Tex-Mex is another portmanteau, combining the words Texas and Mexican. Again, the name is self-explanatory, but let me be annoying and explain it anyway. Texas is on the border of Mexico, therefore there is an influx of the Mexican culture into the state. Tex-Mex is Southern cooking with the inclusion of commonly-used Mexican ingredients as well as ingredients foreign to Mexico such as cumin, an Indian spice. Majorly-used ingredients include shredded cheese, beef, pork, beans and tortillas (the inclusion of yellow cheese came much later.). The chimichanga is a Tex-Mex creation. A flour tortilla is stuffed with rice, cheese, carne adobada (pork in a chili sauce) or shredded chicken. The stuffed tortilla is then folded rectangularly, and submerged in a deep fryer. Side dishes for a chimichanga include salsa, guacamole, sour cream and cheese.
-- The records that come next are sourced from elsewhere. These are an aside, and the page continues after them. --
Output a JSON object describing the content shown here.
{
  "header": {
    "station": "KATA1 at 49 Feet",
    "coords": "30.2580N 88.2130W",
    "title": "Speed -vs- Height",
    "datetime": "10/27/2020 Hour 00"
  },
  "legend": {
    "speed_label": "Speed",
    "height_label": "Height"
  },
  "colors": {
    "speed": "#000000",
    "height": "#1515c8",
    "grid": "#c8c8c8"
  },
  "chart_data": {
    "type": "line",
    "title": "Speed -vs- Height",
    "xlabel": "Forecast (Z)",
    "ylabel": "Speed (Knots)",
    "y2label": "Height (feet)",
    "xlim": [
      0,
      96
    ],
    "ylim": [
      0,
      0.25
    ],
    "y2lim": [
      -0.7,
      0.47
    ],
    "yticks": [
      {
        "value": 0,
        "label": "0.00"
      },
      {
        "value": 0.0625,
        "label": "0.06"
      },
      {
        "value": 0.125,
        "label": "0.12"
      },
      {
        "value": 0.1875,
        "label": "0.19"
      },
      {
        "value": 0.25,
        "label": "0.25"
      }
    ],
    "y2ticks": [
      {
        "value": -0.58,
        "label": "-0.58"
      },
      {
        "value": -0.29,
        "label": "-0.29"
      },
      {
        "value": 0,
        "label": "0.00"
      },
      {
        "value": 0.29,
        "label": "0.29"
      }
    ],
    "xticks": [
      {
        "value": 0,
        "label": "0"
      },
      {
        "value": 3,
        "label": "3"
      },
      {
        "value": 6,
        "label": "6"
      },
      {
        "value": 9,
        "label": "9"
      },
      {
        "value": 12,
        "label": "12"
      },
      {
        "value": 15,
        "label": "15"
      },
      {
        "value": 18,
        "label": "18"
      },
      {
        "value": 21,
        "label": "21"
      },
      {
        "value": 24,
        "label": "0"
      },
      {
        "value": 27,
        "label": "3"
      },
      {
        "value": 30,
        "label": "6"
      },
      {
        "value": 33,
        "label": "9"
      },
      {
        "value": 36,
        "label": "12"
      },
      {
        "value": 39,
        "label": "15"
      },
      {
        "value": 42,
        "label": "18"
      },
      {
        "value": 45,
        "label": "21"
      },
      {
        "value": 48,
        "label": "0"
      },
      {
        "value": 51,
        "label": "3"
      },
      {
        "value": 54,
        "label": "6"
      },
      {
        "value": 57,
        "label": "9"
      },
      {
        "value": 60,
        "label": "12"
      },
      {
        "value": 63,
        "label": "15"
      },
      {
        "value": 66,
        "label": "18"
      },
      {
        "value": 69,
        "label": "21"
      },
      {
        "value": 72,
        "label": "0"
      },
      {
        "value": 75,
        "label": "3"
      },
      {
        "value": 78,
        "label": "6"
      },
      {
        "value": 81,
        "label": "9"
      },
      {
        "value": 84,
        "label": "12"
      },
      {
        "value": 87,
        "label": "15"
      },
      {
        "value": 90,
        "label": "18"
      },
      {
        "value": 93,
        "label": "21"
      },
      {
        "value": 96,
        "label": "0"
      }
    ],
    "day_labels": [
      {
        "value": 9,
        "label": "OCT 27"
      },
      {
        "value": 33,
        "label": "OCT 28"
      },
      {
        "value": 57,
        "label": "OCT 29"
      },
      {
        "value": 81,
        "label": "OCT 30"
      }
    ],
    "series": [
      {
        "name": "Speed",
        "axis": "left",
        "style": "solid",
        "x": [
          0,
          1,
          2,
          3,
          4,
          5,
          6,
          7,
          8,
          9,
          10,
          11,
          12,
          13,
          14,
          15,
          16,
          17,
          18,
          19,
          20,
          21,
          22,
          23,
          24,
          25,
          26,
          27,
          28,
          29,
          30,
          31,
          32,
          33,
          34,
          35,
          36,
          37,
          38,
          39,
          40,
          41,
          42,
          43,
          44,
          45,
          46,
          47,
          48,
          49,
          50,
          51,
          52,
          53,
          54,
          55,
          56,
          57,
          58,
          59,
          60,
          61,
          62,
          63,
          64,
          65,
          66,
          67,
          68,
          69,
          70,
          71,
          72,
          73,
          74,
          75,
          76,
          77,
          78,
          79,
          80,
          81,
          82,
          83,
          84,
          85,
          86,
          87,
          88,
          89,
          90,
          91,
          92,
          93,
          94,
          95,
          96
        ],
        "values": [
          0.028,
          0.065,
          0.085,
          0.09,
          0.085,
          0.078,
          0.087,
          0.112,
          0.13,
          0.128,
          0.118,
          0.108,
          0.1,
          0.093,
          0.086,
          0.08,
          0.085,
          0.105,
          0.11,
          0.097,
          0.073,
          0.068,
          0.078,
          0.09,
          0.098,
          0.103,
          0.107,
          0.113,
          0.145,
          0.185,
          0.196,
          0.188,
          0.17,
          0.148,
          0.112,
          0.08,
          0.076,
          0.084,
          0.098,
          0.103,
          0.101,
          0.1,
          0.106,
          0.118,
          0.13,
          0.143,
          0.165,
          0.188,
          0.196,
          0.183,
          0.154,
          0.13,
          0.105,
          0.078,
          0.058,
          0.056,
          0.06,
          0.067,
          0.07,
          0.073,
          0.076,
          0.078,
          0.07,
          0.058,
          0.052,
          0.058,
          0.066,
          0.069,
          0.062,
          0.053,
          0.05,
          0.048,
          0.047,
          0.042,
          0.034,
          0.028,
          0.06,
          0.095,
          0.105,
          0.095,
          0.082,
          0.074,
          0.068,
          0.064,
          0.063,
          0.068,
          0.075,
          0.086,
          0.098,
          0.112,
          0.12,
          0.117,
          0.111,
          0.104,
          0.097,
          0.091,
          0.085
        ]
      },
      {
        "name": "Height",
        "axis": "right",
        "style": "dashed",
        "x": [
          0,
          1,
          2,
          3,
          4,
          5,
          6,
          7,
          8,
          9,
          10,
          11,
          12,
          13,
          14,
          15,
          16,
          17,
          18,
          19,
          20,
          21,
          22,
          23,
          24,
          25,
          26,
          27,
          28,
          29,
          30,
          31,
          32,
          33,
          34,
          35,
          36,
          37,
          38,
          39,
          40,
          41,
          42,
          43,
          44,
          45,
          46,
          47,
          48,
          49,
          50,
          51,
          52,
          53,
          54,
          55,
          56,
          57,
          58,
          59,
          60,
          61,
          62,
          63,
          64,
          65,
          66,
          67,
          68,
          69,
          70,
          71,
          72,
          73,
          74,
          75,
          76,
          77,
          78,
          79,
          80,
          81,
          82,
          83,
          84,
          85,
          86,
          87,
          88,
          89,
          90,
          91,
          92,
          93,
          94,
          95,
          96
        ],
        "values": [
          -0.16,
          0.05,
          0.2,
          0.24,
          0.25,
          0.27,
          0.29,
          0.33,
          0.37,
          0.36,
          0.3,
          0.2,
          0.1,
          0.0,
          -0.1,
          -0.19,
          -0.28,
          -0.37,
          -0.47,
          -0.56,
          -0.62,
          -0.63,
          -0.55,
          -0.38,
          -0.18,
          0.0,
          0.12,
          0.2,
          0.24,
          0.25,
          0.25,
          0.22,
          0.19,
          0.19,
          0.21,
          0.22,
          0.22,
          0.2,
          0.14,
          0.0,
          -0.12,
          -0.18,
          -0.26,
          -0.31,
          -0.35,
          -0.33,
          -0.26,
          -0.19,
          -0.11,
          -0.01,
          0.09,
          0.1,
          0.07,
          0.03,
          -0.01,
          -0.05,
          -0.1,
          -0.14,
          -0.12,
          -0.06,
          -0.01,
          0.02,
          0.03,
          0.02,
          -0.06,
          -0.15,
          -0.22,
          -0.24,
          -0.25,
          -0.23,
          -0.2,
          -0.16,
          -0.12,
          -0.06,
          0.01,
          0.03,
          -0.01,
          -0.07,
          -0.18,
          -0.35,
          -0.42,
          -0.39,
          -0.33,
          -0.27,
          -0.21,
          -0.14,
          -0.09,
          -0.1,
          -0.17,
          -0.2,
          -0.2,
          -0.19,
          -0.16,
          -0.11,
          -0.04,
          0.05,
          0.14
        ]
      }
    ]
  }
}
Cajun and Creole food are so similar to the extent that the terms are used interchangeably, which is not really accurate. Both styles have originated in Louisiana, and feature French influences, however Creole cuisine emulates the classical European style of cooking, having developed in the kitchens of the aristocracy. This is different to Cajun cooking, which is rural-based and spicier because it was peasant-produced. Both cooking styles are generally French-derived, but Creole food has Portuguese and various other European influences, which have affected its spiciness. Both cooking traditions tend to feature the “holy trinity”, which is a mix of onions, peppers and celery. Gumbo is a dish that can have either a Cajun or Creole identity. Creole gumbo tends to include shellfish like shrimp, crab or oysters; Cajun gumbo can have either shellfish or meat, such as chicken, duck, squirrel or rabbit. Gumbo is made with either shellfish or meat (tradition dictates that the two are never combined in the same pot of gumbo). The meat is browned beforehand and added last. For seafood gumbo, the shellfish is also added last. Gumbo is seasoned with the holy trinity, bay leaves, thyme and hot sauce. Okra is a common gumbo ingredient. It is cooked beforehand, and then added to the gumbo pot. Towards the end of the cooking process, parsley and onions are spread on top along with file powder. The gumbo is then served over rice.
Judging from the diversity of these dishes, it is a little bit unfair (but easy) to group all of these cooking styles into the category of “Southern Food.” There is more of an international influence in this area’s evolution of edibles (kinda reminds me of my earlier article on Peruvian cuisine).